To convert tabs to spaces, use expand and to convert spaces to tabs, use unexpand.

expand  file
unexpand file

Line manipulation[edit]

To paste multiple lines of files, use paste.

paste [options] [files...]

Common options:

-d #: delimiter: Use # for the delimiter.
-s: serial: paste one file at a time.

Examples:

paste f1 f2 # Display line of f1 followed by f2.
paste -d: file1 file2 # Use ':' for the delimiter.

To join multiple lines of files, use join.

join file1 file2 

To remove duplicated line, use uniq.

uniq [options] [files...]

Common options:

-d: only print duplicated lines.
-u: only print unique lines.

Examples:

uniq -cd file # Display the number of duplicated line.

Splitting files

To split big files, use split.

split [options] file

Common options:

-l #: split every # lines.
-b #: split file in bytes or b for 512 bytes, k for kilobytes, m for megabytes.

Examples:

split -l 25 file  # Split file into 25-line files.
split -b 512 file # Split file into 512-byte files.
split -b 2b file  # Split file into 2*512-byte files.

Formatting for printing[edit]

To format a file, use fmt.

fmt [options] [files...]

Common options: -w #: maximum line width.

Examples:

$ fmt -w 35 file # Display lines with a maximum width of 35 characters.

To format a file for a printer, use pr.

pr [options] [files...]

Common options: -d: double space.

Examples:

$ pr -d file # Format file with double-spacing.

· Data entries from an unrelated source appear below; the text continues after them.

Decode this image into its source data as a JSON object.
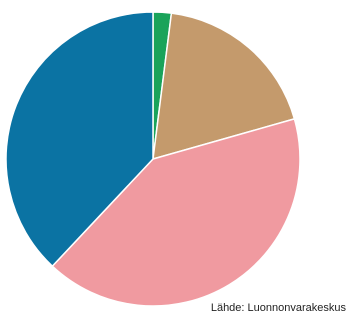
{
  "chart_data": {
    "type": "pie",
    "title": "",
    "source": "Lähde: Luonnonvarakeskus",
    "start_angle_deg": 0,
    "direction": "clockwise",
    "slices": [
      {
        "value": 2.0,
        "color": "#1aa35a"
      },
      {
        "value": 18.6,
        "color": "#c49a6c"
      },
      {
        "value": 41.4,
        "color": "#f09aa0"
      },
      {
        "value": 38.0,
        "color": "#0b73a3"
      }
    ]
  }
}
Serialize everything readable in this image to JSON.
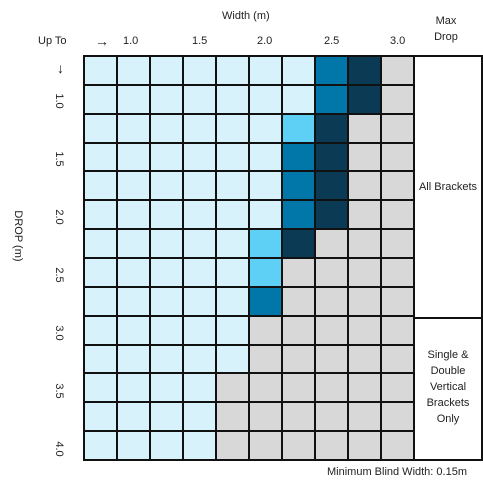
{
  "header": {
    "width_title": "Width (m)",
    "up_to": "Up To",
    "arrow_right": "→",
    "max_drop": [
      "Max",
      "Drop"
    ],
    "width_ticks": [
      "1.0",
      "1.5",
      "2.0",
      "2.5",
      "3.0"
    ]
  },
  "left": {
    "arrow_down": "↓",
    "drop_label": "DROP (m)",
    "drop_ticks": [
      "1.0",
      "1.5",
      "2.0",
      "2.5",
      "3.0",
      "3.5",
      "4.0"
    ]
  },
  "side": {
    "all_brackets": "All Brackets",
    "single_double": [
      "Single &",
      "Double",
      "Vertical",
      "Brackets",
      "Only"
    ]
  },
  "footer": {
    "min_width": "Minimum Blind Width: 0.15m"
  },
  "colors": {
    "L": "#d7f2fb",
    "C": "#5fd0f5",
    "M": "#0077a8",
    "D": "#0b3a55",
    "G": "#d8d8d8",
    "grid": "#111111"
  },
  "grid": {
    "rows": 14,
    "cols": 10,
    "cells": [
      "LLLLLLLMDG",
      "LLLLLLLMDG",
      "LLLLLLCDGG",
      "LLLLLLMDGG",
      "LLLLLLMDGG",
      "LLLLLLMDGG",
      "LLLLLCDGGG",
      "LLLLLCGGGG",
      "LLLLLMGGGG",
      "LLLLLGGGGG",
      "LLLLLGGGGG",
      "LLLLGGGGGG",
      "LLLLGGGGGG",
      "LLLLGGGGGG"
    ]
  }
}
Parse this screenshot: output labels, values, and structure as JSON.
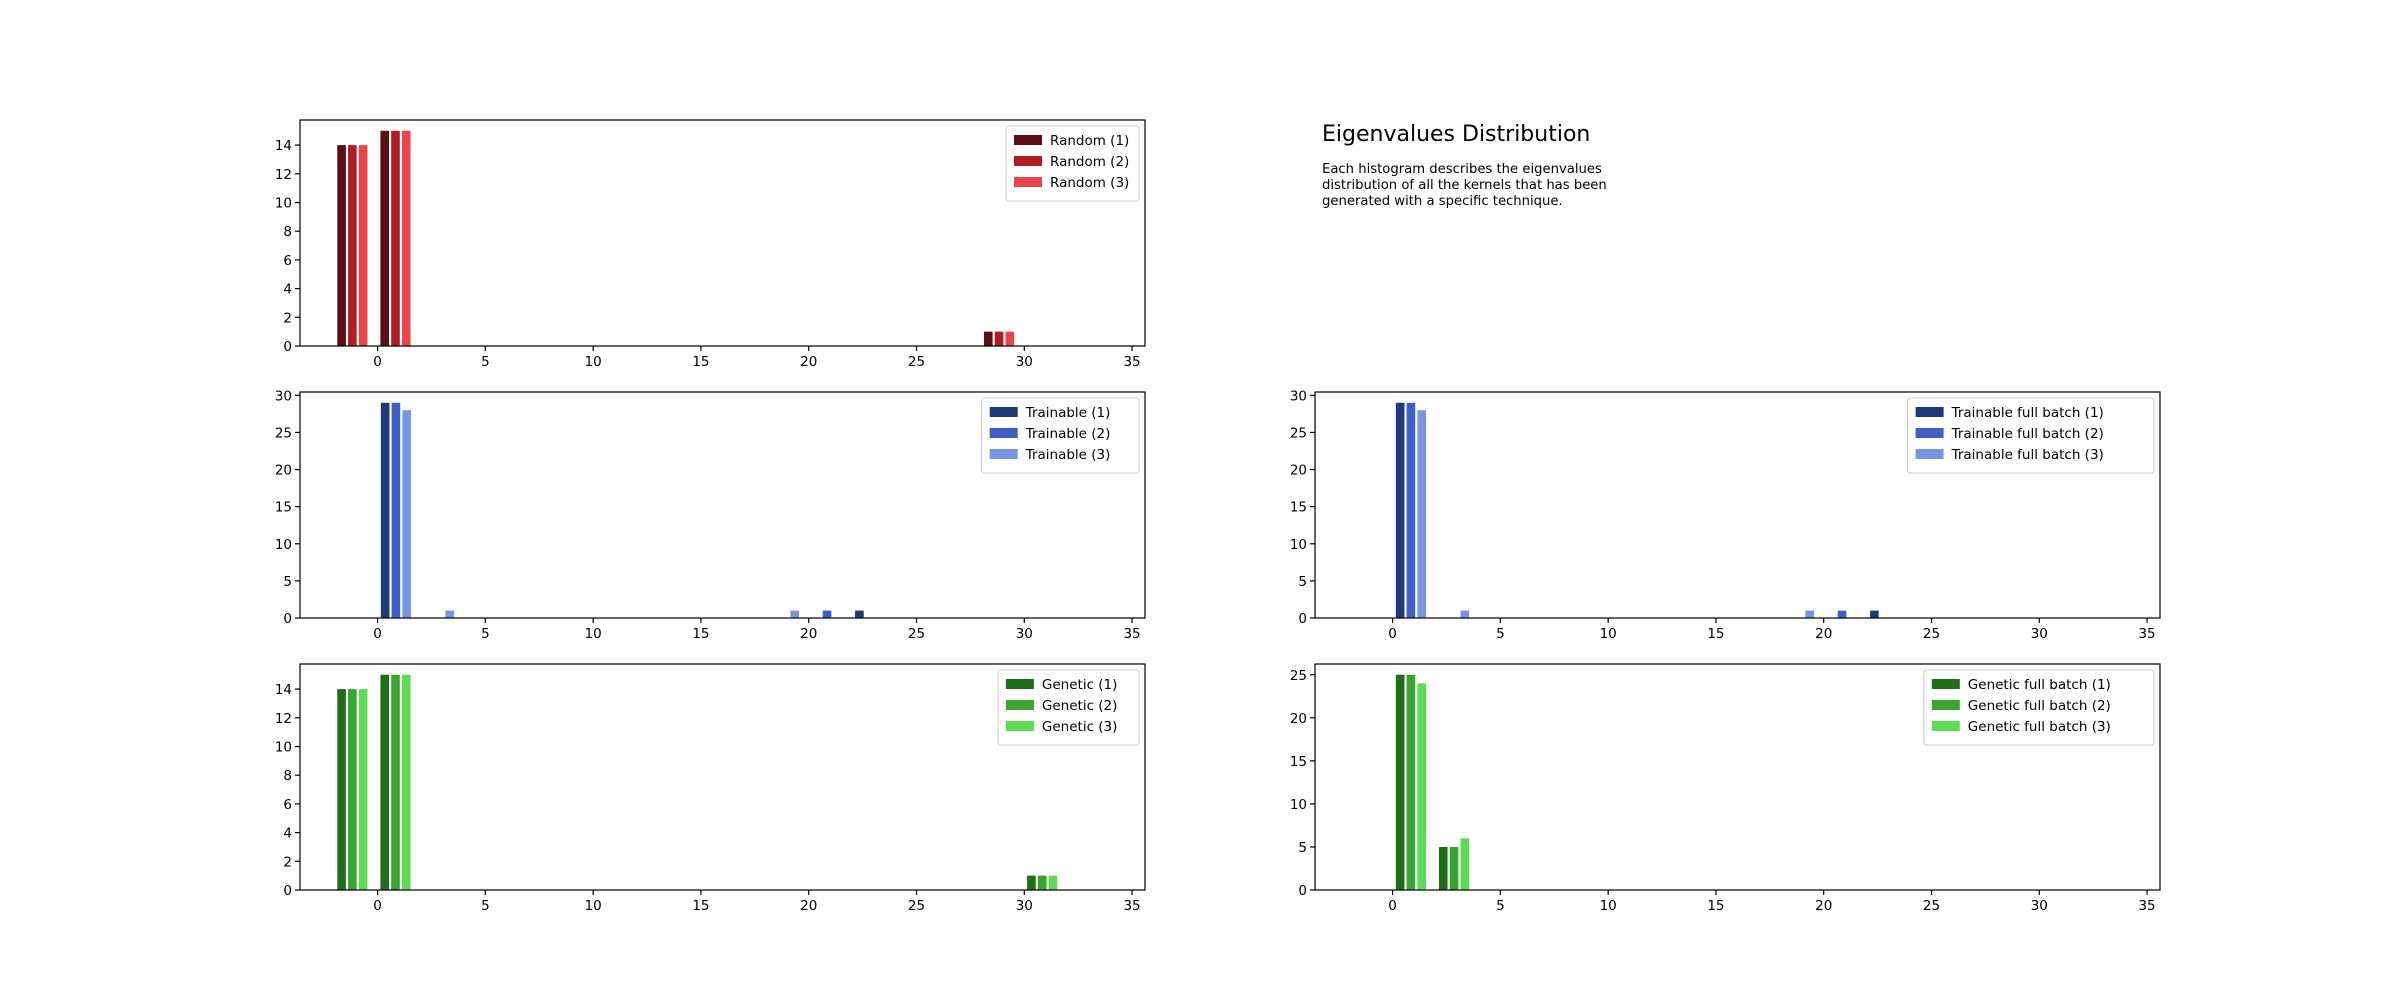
{
  "info": {
    "title": "Eigenvalues Distribution",
    "description": "Each histogram describes the eigenvalues distribution of all the kernels that has been generated with a specific technique."
  },
  "chart_data": [
    {
      "type": "bar",
      "xlim": [
        -3.6,
        35.6
      ],
      "xticks": [
        0,
        5,
        10,
        15,
        20,
        25,
        30,
        35
      ],
      "ylim": [
        0,
        15.75
      ],
      "yticks": [
        0,
        2,
        4,
        6,
        8,
        10,
        12,
        14
      ],
      "legend_position": "top-right",
      "bar_width": 0.4,
      "series": [
        {
          "name": "Random (1)",
          "color": "#5c0f12",
          "bins": [
            {
              "x": -1.67,
              "value": 14
            },
            {
              "x": 0.33,
              "value": 15
            },
            {
              "x": 28.33,
              "value": 1
            }
          ]
        },
        {
          "name": "Random (2)",
          "color": "#b01e24",
          "bins": [
            {
              "x": -1.17,
              "value": 14
            },
            {
              "x": 0.83,
              "value": 15
            },
            {
              "x": 28.83,
              "value": 1
            }
          ]
        },
        {
          "name": "Random (3)",
          "color": "#e8464a",
          "bins": [
            {
              "x": -0.67,
              "value": 14
            },
            {
              "x": 1.33,
              "value": 15
            },
            {
              "x": 29.33,
              "value": 1
            }
          ]
        }
      ]
    },
    {
      "type": "bar",
      "xlim": [
        -3.6,
        35.6
      ],
      "xticks": [
        0,
        5,
        10,
        15,
        20,
        25,
        30,
        35
      ],
      "ylim": [
        0,
        30.45
      ],
      "yticks": [
        0,
        5,
        10,
        15,
        20,
        25,
        30
      ],
      "legend_position": "top-right",
      "bar_width": 0.4,
      "series": [
        {
          "name": "Trainable (1)",
          "color": "#1f3a7a",
          "bins": [
            {
              "x": 0.35,
              "value": 29
            },
            {
              "x": 22.35,
              "value": 1
            }
          ]
        },
        {
          "name": "Trainable (2)",
          "color": "#3f5fc4",
          "bins": [
            {
              "x": 0.85,
              "value": 29
            },
            {
              "x": 20.85,
              "value": 1
            }
          ]
        },
        {
          "name": "Trainable (3)",
          "color": "#7895e4",
          "bins": [
            {
              "x": 1.35,
              "value": 28
            },
            {
              "x": 3.35,
              "value": 1
            },
            {
              "x": 19.35,
              "value": 1
            }
          ]
        }
      ]
    },
    {
      "type": "bar",
      "xlim": [
        -3.6,
        35.6
      ],
      "xticks": [
        0,
        5,
        10,
        15,
        20,
        25,
        30,
        35
      ],
      "ylim": [
        0,
        15.75
      ],
      "yticks": [
        0,
        2,
        4,
        6,
        8,
        10,
        12,
        14
      ],
      "legend_position": "top-right",
      "bar_width": 0.4,
      "series": [
        {
          "name": "Genetic (1)",
          "color": "#1f6e1a",
          "bins": [
            {
              "x": -1.67,
              "value": 14
            },
            {
              "x": 0.33,
              "value": 15
            },
            {
              "x": 30.33,
              "value": 1
            }
          ]
        },
        {
          "name": "Genetic (2)",
          "color": "#37a52f",
          "bins": [
            {
              "x": -1.17,
              "value": 14
            },
            {
              "x": 0.83,
              "value": 15
            },
            {
              "x": 30.83,
              "value": 1
            }
          ]
        },
        {
          "name": "Genetic (3)",
          "color": "#5fdc55",
          "bins": [
            {
              "x": -0.67,
              "value": 14
            },
            {
              "x": 1.33,
              "value": 15
            },
            {
              "x": 31.33,
              "value": 1
            }
          ]
        }
      ]
    },
    {
      "type": "bar",
      "xlim": [
        -3.6,
        35.6
      ],
      "xticks": [
        0,
        5,
        10,
        15,
        20,
        25,
        30,
        35
      ],
      "ylim": [
        0,
        30.45
      ],
      "yticks": [
        0,
        5,
        10,
        15,
        20,
        25,
        30
      ],
      "legend_position": "top-right",
      "bar_width": 0.4,
      "series": [
        {
          "name": "Trainable full batch (1)",
          "color": "#1f3a7a",
          "bins": [
            {
              "x": 0.35,
              "value": 29
            },
            {
              "x": 22.35,
              "value": 1
            }
          ]
        },
        {
          "name": "Trainable full batch (2)",
          "color": "#3f5fc4",
          "bins": [
            {
              "x": 0.85,
              "value": 29
            },
            {
              "x": 20.85,
              "value": 1
            }
          ]
        },
        {
          "name": "Trainable full batch (3)",
          "color": "#7895e4",
          "bins": [
            {
              "x": 1.35,
              "value": 28
            },
            {
              "x": 3.35,
              "value": 1
            },
            {
              "x": 19.35,
              "value": 1
            }
          ]
        }
      ]
    },
    {
      "type": "bar",
      "xlim": [
        -3.6,
        35.6
      ],
      "xticks": [
        0,
        5,
        10,
        15,
        20,
        25,
        30,
        35
      ],
      "ylim": [
        0,
        26.25
      ],
      "yticks": [
        0,
        5,
        10,
        15,
        20,
        25
      ],
      "legend_position": "top-right",
      "bar_width": 0.4,
      "series": [
        {
          "name": "Genetic full batch (1)",
          "color": "#1f6e1a",
          "bins": [
            {
              "x": 0.35,
              "value": 25
            },
            {
              "x": 2.35,
              "value": 5
            }
          ]
        },
        {
          "name": "Genetic full batch (2)",
          "color": "#37a52f",
          "bins": [
            {
              "x": 0.85,
              "value": 25
            },
            {
              "x": 2.85,
              "value": 5
            }
          ]
        },
        {
          "name": "Genetic full batch (3)",
          "color": "#5fdc55",
          "bins": [
            {
              "x": 1.35,
              "value": 24
            },
            {
              "x": 3.35,
              "value": 6
            }
          ]
        }
      ]
    }
  ]
}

Sort lines of text files[edit]

To sort the lines of the named files, use sort.

sort [options] file

The results are displayed to the standard output.

Common options:

-r : Reverse
-f : Ignore case
-n : Numeric
-o file: Redirect output to file
-u : No duplicate records
-t; : Use ';' as delimiter, rather than tab or space.

Examples:

sort file -r
sort file -ro result

Binary file dump[edit]

To dump a binary file, use od.

od [options] file

The results are displayed to the standard output and start with an offset address in octal format.

Common options:

-c: each byte as a character
-x: 2-byte in hex
-d: 2-byte in decimal
-X: 4-byte in hex
-D: 4-byte in decimal

Examples:

$ od -cx /bin/ls
0000000 177   E   L   F 001 001 001  \0  \0  \0  \0  \0  \0  \0  \0  \0
       457f 464c 0101 0001 0000 0000 0000 0000
0000020 002  \0 003  \0 001  \0  \0  \0     224 004  \b   4  \0  \0  \0
       0002 0003 0001 0000 9420 0804 0034 0000
0000040   °   ²  \0  \0  \0  \0  \0  \0   4  \0      \0 006  \0   (  \0
       b2b0 0000 0000 0000 0034 0020 0006 0028
0000060 032  \0 031  \0 006  \0  \0  \0   4  \0  \0  \0   4 200 004  \b
       001a 0019 0006 0000 0034 0000 8034 0804

Exercises[edit]

  1. Use wildcard characters and list all filenames that contain any character followed by 'in' in the /etc directory.
  2. Use wildcard characters and list all filenames that start with any character between 'a' and 'e' that have at least two more characters and do not end with a number.
  3. Use wildcard characters and list all filenames of exactly 4 characters and all filenames starting with an uppercase letter. Do not descend into any directory found.
  4. Use wildcard characters and list all files that contain 'sh' in /bin.
  5. Display your environment variable HOME preceded by the string "$HOME value is:"
  6. Display the contents of $SHELL with two asterisk characters before and after it.
  7. How would you display the following string of characters as is with echo using double quote and \.
    • @ # $ % ^ & * ( ) ' " \
  8. Compose echo commands to display the following two strings:
    • That's what he said!
    • 'Never Again!' he replied.
  9. Display the number of words in all files that begin with the letter 'h' in the /etc directory.
  10. How would you send a 2M (megabyte) file with two 1.44 M floppy. How would you put back together the split file?
  11. What is the command to translate the : delimiter in /etc/password by #?